Emily Martin, p. 147 -- la page centrale du chapitre 5, au niveau conceptuel -- à propos des groupes de soutien à la maladie mentale :
Les termes [de la nomenclature psychiatrique : le DSM], que j'ai décrits plus tôt comme des manteaux sous lesquels on peut s'abriter, pourraient être mieux compris, peut-être, as soft fabric, antimacassars, whose function in the interior space of the support group is to capture the evidence that a person was in the group and to soak up the traces of her social existence.De quoi s'agit-il ? A cet endroit, une note de bas de page vient clarifier l'affaire (note 11, p. 313-314) :
Dans Paris capitale du XIXè siècle, un ensemble de matériaux que Walter Benjamin réunissait pour expliquer le lien entre l'essor du commerce moderne et la culture dans le Paris du XIXè et du début du XXe siècle, "l'intérieur" est un thème important. (...) Benjamin se réfère aux "traces" que les gens laissent dans ces espaces, traces qui restent à la surface des tissus d'ameublement. Envisagés sous cet angle, les nombreux coverings for furniture - antimacassars - , caractéristiques de cette époque, peuvent être vus comme des matériaux dont la fonction est de garder des empreintes autant que de protéger.Suit une citation de Benjamin :
"L'intérieur est non seulement l'univers du particulier, mais aussi son étui. Habiter signifie laisser des traces. Dans l'intérieur l'accent est mis sur elles. On invente une foule de housses et de taies, de gaines et d'étuis où s'impriment les traces des plus quotidiens des objets d'usage. Les traces de l'habitant elles aussi s'impriment dans l'intérieur." (Paris capitale du XIXè siècle : lieux de passage, traduction Jean Lacoste, p. 41-42)

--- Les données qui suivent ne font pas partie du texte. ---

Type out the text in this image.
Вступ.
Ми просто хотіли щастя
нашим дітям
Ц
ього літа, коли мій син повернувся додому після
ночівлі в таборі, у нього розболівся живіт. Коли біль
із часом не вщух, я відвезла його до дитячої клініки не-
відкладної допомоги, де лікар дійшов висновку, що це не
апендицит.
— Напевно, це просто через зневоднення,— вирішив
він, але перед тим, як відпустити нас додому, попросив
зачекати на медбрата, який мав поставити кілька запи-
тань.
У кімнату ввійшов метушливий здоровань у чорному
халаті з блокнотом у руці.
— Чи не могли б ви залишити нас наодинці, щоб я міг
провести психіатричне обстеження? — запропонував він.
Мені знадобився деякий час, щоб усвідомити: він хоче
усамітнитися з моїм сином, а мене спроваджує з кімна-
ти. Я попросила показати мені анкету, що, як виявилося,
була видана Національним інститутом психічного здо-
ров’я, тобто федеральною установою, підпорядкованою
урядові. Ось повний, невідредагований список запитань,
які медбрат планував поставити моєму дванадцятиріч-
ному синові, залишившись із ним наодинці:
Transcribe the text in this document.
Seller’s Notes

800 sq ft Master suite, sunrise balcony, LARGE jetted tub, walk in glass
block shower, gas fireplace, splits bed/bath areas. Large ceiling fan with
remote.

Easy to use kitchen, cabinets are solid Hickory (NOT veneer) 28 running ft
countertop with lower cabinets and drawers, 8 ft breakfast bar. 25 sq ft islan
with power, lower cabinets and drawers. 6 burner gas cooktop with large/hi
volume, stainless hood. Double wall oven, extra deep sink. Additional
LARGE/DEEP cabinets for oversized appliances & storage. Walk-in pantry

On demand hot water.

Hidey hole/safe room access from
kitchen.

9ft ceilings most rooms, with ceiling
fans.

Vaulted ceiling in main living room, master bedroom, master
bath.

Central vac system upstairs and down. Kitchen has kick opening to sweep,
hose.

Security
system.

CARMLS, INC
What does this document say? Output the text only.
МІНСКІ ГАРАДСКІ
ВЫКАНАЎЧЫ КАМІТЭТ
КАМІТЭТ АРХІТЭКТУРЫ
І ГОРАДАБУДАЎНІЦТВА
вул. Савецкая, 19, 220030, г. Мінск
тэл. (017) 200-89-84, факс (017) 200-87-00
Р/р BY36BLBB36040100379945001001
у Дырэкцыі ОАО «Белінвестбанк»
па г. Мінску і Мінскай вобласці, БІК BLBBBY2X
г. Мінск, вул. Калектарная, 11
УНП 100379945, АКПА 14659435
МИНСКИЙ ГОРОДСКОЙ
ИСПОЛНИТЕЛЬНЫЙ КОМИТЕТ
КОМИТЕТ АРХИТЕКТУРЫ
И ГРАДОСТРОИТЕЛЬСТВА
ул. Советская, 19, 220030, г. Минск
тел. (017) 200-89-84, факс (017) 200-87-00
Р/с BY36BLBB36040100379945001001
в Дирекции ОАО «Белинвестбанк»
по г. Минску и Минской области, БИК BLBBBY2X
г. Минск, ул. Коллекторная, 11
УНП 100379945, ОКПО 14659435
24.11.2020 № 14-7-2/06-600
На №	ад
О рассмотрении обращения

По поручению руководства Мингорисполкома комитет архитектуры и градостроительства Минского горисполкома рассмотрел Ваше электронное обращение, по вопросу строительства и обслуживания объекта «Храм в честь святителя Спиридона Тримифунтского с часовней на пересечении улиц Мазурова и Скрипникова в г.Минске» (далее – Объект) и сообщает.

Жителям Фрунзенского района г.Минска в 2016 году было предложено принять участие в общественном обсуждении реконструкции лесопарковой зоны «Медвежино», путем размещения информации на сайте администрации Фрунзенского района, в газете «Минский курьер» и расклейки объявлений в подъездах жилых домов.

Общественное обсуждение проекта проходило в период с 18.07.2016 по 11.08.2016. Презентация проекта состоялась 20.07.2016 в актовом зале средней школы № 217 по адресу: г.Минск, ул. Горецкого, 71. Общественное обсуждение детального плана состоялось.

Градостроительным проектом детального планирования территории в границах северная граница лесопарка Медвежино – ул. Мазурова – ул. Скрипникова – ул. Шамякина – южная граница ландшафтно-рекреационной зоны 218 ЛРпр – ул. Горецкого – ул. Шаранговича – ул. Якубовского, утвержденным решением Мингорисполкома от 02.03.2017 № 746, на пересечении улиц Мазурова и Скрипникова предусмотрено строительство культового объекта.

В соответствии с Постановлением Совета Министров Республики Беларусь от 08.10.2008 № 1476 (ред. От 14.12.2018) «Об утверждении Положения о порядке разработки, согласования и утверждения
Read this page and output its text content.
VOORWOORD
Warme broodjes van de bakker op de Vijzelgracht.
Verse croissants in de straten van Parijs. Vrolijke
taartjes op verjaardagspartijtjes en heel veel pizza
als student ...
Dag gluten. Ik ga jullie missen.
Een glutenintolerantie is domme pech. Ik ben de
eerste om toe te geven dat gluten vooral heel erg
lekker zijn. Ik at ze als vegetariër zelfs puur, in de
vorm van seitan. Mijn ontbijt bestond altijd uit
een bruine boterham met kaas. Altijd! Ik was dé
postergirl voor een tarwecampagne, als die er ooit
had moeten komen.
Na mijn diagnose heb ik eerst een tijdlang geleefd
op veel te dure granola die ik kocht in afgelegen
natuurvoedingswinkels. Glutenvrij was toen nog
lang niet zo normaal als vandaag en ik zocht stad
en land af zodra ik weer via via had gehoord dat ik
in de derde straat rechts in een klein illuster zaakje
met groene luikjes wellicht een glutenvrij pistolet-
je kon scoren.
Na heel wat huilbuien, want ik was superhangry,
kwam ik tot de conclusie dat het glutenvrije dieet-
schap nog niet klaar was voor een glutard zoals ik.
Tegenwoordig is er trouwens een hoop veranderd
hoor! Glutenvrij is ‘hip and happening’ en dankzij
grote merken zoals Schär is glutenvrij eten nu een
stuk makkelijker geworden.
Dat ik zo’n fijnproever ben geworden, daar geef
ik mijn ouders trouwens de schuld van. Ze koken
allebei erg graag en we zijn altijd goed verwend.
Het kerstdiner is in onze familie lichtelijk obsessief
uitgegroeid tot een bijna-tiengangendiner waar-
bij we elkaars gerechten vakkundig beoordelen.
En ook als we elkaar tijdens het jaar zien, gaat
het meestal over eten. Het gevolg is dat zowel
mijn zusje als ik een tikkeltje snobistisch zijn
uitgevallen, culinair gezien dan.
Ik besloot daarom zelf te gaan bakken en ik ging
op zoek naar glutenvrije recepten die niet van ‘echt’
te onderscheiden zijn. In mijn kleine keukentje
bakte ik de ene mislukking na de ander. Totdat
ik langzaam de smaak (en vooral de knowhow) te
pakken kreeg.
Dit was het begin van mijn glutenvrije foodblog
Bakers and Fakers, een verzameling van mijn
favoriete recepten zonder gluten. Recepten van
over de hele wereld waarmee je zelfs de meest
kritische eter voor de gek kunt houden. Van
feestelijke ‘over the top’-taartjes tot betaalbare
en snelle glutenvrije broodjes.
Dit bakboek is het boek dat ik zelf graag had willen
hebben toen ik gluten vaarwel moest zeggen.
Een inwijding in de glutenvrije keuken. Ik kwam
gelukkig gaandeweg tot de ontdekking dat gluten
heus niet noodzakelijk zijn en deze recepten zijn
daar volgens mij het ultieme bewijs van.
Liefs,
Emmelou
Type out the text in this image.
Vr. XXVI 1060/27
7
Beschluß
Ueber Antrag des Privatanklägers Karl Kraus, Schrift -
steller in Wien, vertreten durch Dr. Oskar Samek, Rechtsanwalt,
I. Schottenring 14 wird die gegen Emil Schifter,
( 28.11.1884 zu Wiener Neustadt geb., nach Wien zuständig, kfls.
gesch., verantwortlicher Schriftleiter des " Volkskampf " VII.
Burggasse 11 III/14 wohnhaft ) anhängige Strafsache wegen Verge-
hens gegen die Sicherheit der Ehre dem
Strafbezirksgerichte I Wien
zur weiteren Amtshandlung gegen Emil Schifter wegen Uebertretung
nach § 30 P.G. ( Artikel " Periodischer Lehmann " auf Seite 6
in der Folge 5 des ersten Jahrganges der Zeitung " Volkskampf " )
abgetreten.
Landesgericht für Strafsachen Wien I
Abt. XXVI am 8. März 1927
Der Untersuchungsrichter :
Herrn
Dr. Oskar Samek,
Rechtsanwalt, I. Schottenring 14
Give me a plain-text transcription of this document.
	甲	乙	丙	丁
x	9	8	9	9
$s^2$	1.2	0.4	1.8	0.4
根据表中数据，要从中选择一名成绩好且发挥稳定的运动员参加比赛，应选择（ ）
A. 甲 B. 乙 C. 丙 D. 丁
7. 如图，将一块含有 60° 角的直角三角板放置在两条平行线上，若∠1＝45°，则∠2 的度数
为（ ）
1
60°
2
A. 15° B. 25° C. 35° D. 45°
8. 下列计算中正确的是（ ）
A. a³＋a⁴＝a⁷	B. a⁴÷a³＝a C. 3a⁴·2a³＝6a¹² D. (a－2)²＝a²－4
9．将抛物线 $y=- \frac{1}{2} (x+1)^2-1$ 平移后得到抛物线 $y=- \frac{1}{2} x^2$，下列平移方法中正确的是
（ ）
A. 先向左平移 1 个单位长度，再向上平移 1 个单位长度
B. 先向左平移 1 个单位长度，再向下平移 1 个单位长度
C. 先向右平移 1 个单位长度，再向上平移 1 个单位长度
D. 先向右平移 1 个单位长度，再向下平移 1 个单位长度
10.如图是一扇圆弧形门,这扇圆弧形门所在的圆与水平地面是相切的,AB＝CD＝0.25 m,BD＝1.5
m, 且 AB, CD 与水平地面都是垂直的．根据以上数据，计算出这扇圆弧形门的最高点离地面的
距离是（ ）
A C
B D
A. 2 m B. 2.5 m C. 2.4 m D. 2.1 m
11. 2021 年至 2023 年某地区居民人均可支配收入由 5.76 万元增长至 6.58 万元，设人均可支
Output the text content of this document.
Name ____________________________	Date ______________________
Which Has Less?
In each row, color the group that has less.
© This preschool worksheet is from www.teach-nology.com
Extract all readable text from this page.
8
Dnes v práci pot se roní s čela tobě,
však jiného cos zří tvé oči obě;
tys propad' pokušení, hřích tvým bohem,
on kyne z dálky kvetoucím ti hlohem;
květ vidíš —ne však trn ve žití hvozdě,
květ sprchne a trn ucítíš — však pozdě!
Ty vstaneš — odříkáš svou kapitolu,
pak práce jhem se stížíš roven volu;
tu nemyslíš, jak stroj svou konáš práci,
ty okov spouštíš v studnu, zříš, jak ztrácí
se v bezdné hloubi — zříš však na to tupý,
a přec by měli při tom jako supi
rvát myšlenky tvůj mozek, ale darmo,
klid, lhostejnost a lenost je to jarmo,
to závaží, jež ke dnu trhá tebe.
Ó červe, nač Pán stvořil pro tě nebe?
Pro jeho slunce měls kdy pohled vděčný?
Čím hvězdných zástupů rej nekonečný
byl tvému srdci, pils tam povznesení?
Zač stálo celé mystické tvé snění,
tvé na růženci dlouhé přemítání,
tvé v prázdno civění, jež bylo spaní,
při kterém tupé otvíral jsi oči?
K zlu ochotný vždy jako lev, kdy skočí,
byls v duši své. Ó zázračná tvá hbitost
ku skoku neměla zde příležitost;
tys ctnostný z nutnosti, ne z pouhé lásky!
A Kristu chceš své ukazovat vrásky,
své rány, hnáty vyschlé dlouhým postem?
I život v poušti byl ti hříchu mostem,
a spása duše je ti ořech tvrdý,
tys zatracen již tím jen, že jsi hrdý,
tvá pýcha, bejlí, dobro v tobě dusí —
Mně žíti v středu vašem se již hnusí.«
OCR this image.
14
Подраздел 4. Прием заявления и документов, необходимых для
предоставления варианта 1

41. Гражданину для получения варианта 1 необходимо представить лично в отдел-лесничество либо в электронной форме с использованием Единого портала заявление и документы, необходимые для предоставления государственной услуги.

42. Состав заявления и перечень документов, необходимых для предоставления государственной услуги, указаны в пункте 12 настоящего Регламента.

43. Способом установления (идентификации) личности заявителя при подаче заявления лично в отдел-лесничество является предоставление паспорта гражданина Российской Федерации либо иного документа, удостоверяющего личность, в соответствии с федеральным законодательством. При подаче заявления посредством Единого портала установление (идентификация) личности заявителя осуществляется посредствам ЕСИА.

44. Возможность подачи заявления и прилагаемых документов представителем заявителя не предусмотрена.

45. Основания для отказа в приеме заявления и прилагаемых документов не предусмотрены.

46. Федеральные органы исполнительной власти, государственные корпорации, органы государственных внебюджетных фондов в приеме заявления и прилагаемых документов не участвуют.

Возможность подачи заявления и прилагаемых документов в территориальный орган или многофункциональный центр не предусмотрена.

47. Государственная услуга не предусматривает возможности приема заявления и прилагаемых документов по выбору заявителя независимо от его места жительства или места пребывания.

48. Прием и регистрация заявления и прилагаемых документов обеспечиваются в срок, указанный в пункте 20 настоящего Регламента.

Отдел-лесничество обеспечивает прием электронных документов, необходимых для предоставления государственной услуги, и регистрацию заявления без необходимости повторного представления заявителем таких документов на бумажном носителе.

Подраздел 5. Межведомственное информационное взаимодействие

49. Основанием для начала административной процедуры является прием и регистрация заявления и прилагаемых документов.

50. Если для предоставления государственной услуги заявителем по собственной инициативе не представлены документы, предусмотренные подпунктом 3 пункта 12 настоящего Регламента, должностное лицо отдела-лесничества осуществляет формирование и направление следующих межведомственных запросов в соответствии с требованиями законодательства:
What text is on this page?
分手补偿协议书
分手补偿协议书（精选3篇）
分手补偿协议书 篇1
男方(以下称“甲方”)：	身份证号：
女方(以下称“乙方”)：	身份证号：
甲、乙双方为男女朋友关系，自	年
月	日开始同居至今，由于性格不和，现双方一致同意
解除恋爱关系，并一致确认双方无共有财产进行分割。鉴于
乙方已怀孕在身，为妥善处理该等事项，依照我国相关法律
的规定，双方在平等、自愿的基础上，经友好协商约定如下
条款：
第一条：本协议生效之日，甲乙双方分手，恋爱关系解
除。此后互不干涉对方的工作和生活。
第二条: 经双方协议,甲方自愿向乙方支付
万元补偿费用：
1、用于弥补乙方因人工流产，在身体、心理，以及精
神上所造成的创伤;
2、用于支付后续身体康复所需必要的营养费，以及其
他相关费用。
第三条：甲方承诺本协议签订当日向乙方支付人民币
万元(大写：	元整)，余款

[La métaphore un peu baroque des tissus -- non, un peu romantique (s'il s'agit du Paris du XIXè) ? La métaphore empire -- comme les fauteuils -- court dans tout le chapitre :
* p. 143 : "Ainsi, par des petites choses, [dans les groupes de soutien] a fabric of relatedness is created for people over time." Ma première idée était de traduire par "les gens se rapprochent et tissent des liens au court du temps" mais la métaphore est peut-être un peu affaiblie ?
* juste avant la citation ci-dessus, à la page 147 aussi : "La présence continue du groupe de soutien, malgré la participation incertaine et fluctuante de ses membres, peut fonctionner as a softly furnished haven." Un "havre", donc, mais "soflty furnished" ? Pas un havre doux et bien meublé ; "soft furnishment", ce sont les tissus pour recouvrir les meubles.
Antimacassars, alors ? Je rajoute à la fin de la note 11 - après la citation de Benjamin, "On invente une foule de housses et de taies...", un commentaire :
["taies" traduit ici l'allemand Schoner, antimacassar en anglais [NB : je ne parle pas un mot d'allemand, mais j'ai retrouvé le passage dans le texte original, via google livres, parce que Schoner c'est vraiment la traduction de "antimacassar", ce qui montre que le terme est un équivalent plus exact que le terme de la traduction française] : un tissu posé sur les accoudoirs ou le dossier d'un fauteuil, là où repose la tête ou les bras. Dans le texte, quand l'auteure reprend ce mot pour décrire le rôle des termes du DSM, nous avons traduit par "têtière", qui a eu cette signification précise, même si les transformations sociologiques dans le design des fauteuils, ainsi que la multiplication d'autres significations techniques pour "têtière", en ont obscurci le sens en français.]Mais la maison d'édition sera-t-elle d'accord ?
Etrangement, les termes pour décrire les intérieurs parisiens fonctionnent bien en anglais et en allemand, semble-t-il, mais pas en français. Google image le montre clairement.
Cela valait bien une petite "note du traducteur". (NdT)]
(Image : Saisie d'écran sur google image pour "têtière", en bast, et "antimacassar", en haut.)